2. Three-Receiver Set
The Bills would use this to get some coverage off of Lee Evans. It was also an effective way to get Josh Reed open over the middle and get the tough yards. In 2008, the drafted James Hardy, who struggled most of the season, used this type of formation to help him find some open field.
In 2009, this should be used often. With Owens and Evans on the outside, the Bills will have many options. They could use Josh Reed in the slot doing the dirty work. Hardy could play along side these two and get open looks and he is such a big physical presence he could handle going up and making the tough grab over the middle. It might benefit Roscoe Parrish the most. With his speed he can be electrifying and game changing and the open field this set would generate could lead to a breakout year.
3. Gadget Plays
The Bills didn't use many of these in 2008 but when they brought them out they were effective.
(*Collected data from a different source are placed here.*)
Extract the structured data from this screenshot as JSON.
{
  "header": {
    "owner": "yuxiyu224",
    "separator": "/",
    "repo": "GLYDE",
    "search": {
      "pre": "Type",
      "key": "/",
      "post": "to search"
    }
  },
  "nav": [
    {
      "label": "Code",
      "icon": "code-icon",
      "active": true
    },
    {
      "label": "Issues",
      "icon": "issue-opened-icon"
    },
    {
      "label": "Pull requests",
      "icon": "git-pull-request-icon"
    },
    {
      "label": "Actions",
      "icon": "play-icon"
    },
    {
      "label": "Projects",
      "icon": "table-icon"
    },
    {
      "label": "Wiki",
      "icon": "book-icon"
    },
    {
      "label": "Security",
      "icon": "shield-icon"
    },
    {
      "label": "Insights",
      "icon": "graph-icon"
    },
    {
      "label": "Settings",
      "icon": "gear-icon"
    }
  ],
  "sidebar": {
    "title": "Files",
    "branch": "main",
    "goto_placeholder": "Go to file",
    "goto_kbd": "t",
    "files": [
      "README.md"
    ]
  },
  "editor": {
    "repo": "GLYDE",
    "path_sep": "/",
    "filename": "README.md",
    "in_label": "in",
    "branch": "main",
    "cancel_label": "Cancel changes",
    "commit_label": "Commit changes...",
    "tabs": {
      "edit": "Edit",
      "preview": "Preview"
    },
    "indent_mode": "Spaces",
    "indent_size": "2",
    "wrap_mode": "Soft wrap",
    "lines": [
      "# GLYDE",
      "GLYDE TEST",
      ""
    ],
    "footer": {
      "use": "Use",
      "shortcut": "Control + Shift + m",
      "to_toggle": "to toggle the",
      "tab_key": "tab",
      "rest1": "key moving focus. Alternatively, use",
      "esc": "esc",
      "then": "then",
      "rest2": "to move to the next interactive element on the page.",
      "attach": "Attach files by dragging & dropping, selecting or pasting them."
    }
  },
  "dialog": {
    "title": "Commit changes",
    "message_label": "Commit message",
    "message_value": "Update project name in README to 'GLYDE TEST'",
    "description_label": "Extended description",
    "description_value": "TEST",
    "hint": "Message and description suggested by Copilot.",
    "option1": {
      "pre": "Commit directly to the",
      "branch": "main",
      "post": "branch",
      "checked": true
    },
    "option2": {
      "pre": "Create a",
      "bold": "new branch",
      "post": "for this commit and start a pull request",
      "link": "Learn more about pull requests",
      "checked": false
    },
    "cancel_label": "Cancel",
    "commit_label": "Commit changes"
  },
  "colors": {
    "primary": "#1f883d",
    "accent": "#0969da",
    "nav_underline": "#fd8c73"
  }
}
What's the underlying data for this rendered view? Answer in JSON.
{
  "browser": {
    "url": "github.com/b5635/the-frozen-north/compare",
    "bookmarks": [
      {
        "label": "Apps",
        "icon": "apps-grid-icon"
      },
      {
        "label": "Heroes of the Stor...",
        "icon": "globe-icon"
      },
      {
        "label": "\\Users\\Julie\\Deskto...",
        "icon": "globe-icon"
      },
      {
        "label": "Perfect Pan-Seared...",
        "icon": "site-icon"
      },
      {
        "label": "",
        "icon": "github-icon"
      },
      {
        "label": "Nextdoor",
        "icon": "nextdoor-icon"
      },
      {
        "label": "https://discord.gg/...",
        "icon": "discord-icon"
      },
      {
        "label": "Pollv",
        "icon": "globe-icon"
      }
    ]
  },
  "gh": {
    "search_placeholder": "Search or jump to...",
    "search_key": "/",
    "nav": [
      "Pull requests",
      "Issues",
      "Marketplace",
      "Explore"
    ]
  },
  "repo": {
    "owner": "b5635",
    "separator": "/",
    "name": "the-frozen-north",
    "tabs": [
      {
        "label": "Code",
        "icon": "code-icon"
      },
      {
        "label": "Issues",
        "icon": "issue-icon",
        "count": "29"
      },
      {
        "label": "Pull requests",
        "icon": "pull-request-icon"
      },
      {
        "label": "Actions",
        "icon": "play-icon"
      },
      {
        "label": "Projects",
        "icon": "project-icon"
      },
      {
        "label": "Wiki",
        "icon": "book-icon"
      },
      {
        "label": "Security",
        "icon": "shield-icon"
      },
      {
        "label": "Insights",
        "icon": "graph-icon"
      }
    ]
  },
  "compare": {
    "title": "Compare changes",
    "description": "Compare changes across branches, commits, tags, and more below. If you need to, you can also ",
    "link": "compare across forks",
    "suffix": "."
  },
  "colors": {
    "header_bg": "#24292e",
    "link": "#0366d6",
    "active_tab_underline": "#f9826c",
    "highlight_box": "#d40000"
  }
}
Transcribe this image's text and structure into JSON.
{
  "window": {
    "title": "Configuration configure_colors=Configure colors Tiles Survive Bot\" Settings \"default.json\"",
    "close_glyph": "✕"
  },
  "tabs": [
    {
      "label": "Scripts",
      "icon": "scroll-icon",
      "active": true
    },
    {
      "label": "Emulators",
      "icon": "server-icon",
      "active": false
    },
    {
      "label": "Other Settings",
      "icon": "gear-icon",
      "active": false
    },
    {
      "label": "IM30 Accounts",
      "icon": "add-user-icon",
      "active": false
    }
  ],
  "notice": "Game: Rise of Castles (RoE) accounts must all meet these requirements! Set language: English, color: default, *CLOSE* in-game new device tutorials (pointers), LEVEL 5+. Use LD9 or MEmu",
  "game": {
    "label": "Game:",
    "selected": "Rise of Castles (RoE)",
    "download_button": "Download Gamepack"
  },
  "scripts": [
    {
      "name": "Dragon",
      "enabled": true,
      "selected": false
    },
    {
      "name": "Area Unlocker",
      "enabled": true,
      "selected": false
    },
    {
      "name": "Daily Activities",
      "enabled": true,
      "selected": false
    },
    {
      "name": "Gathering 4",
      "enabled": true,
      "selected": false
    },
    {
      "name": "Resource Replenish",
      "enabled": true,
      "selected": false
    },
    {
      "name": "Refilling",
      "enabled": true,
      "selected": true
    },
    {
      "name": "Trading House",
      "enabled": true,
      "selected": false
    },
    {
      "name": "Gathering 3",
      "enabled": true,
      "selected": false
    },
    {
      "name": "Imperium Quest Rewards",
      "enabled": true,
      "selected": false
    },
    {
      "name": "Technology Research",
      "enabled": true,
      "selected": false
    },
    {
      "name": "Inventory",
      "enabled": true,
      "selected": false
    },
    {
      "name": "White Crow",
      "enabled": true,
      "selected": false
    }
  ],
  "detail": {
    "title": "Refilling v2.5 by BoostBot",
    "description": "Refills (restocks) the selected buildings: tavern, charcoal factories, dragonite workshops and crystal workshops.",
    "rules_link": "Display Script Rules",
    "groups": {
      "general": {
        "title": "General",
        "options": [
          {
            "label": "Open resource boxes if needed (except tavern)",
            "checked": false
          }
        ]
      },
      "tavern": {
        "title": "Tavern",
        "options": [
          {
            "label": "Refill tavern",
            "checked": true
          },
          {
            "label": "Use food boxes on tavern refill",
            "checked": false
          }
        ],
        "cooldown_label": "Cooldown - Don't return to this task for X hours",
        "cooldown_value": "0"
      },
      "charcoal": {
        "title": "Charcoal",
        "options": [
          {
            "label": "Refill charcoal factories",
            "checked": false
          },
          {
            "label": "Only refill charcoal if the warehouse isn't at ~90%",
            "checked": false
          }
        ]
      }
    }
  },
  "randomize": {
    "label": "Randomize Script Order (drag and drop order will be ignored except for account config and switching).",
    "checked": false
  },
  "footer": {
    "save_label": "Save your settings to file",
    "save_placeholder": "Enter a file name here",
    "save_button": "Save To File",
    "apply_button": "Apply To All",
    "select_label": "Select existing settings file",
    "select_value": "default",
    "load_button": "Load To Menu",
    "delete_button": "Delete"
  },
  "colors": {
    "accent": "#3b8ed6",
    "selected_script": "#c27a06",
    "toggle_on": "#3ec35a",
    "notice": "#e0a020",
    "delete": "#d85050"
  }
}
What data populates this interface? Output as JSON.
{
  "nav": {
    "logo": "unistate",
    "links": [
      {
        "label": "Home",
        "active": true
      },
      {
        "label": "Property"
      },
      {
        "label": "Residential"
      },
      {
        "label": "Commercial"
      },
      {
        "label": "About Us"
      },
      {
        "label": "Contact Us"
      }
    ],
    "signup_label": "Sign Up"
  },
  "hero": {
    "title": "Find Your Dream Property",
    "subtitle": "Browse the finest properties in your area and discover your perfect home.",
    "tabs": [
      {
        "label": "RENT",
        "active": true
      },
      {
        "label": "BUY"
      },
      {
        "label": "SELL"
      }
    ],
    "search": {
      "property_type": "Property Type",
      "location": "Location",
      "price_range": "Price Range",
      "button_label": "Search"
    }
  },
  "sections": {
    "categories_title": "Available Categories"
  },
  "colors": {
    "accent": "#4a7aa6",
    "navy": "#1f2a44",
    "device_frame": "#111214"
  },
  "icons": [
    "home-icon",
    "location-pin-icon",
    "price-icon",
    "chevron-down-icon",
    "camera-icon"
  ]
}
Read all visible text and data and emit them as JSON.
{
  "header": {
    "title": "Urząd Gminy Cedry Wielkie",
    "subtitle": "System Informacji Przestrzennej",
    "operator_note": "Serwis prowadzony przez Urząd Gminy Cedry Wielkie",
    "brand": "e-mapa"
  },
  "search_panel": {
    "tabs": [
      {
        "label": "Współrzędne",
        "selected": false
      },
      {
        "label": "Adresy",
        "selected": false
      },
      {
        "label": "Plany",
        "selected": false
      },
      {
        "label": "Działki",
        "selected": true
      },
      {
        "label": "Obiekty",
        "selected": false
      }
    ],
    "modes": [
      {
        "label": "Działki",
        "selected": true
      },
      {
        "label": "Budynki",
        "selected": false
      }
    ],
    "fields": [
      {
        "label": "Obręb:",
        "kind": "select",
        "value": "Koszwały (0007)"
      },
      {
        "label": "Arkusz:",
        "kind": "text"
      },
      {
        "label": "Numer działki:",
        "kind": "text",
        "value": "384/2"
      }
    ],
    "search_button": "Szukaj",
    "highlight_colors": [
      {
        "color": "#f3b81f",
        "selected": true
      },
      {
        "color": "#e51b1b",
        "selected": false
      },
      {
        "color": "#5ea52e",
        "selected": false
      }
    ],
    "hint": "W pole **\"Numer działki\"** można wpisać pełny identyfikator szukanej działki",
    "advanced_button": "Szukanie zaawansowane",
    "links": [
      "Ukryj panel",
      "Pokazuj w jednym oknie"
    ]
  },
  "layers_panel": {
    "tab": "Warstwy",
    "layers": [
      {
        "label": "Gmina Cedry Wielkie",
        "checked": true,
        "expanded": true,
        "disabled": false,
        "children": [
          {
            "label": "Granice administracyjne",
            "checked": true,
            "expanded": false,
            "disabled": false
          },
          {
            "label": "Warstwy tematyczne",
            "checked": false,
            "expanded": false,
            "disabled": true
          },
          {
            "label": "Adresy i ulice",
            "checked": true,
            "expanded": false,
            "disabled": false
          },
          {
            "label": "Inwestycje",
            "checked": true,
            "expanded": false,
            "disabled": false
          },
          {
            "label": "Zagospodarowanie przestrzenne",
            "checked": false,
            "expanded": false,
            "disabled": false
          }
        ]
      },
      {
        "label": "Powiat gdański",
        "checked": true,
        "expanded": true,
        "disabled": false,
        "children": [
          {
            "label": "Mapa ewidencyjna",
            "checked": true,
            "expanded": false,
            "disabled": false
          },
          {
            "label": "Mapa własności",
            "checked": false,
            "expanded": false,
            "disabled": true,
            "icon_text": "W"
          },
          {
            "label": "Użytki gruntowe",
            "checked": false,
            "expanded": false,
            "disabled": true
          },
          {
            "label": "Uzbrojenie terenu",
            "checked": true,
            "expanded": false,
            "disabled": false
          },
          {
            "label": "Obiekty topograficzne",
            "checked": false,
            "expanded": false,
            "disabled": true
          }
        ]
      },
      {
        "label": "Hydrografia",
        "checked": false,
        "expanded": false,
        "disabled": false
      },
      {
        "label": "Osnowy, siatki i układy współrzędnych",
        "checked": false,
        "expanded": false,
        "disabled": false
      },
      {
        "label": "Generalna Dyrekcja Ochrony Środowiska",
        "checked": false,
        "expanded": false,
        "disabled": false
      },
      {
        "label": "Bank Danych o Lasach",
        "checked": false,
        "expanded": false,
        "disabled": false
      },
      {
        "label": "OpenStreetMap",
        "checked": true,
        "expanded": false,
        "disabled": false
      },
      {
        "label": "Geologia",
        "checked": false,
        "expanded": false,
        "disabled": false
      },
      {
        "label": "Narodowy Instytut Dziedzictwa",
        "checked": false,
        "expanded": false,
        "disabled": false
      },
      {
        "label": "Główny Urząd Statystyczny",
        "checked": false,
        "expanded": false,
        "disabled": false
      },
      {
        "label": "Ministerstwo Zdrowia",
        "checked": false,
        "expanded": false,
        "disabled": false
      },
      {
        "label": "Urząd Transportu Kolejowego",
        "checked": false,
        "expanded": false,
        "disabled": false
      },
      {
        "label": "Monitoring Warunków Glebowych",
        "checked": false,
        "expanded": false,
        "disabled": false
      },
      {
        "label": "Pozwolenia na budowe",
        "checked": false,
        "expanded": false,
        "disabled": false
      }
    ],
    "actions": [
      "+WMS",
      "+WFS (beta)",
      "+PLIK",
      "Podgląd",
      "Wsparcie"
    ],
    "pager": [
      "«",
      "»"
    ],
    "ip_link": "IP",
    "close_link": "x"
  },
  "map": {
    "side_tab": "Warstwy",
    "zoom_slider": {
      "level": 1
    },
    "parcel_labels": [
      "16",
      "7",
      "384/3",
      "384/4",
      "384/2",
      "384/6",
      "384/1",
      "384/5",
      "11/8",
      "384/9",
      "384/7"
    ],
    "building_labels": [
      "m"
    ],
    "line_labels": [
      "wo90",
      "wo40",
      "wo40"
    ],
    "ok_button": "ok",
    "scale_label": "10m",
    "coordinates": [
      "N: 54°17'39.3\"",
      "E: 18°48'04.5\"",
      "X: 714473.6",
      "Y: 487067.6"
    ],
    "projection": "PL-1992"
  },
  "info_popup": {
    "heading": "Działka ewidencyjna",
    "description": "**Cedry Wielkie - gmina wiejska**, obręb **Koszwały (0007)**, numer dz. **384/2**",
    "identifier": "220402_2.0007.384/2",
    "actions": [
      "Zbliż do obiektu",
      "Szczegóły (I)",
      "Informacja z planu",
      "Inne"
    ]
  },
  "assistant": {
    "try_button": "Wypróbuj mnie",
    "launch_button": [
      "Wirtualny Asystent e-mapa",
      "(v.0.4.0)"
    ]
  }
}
Most notably in week one when they lined up for a field goal with Ryan Denney lined up on outside, the Seahawks never saw him (nor did they have 11 guys on the field), and Brain Moorman hit him for touchdown.
In 2009, the Bills will need to be more agrressive so look for more trickery out of them.
4. Deep Ball
You didn't see this a whole lot but with the speed of Lee Evans it was effective. It can be used out of any formation, but the best one was out of shotgun with max protection. It was seen between Evans from J.P Losman, who entered the game when after Edwards left with a concussion. It went for 87 yards and was one of the few highlights in a blowout loss to Arizona.
With a fresh start and Trent's confidence at a high level, look for the Bills to use this more and have more explosive attack in 2009.
5. Play Action
This was an effective way of getting Trent some easy reads. Used primarily out of the I-formation; it gave Trent multiple options, depending on what the defense does. If the strong safety bit on the fake or slid out to help in pass coverage, Trent could do a simple dump down to the tight end. The free safety would possibly slide into the vacated hole, leaving Evans in a one-on-one match up and the Bills would take that every time.
In 2009, the offense will have so many options and this may come into play more often especially down in the red zone.
No matter what happens, 2009 should be very interesting at One Bills Drive.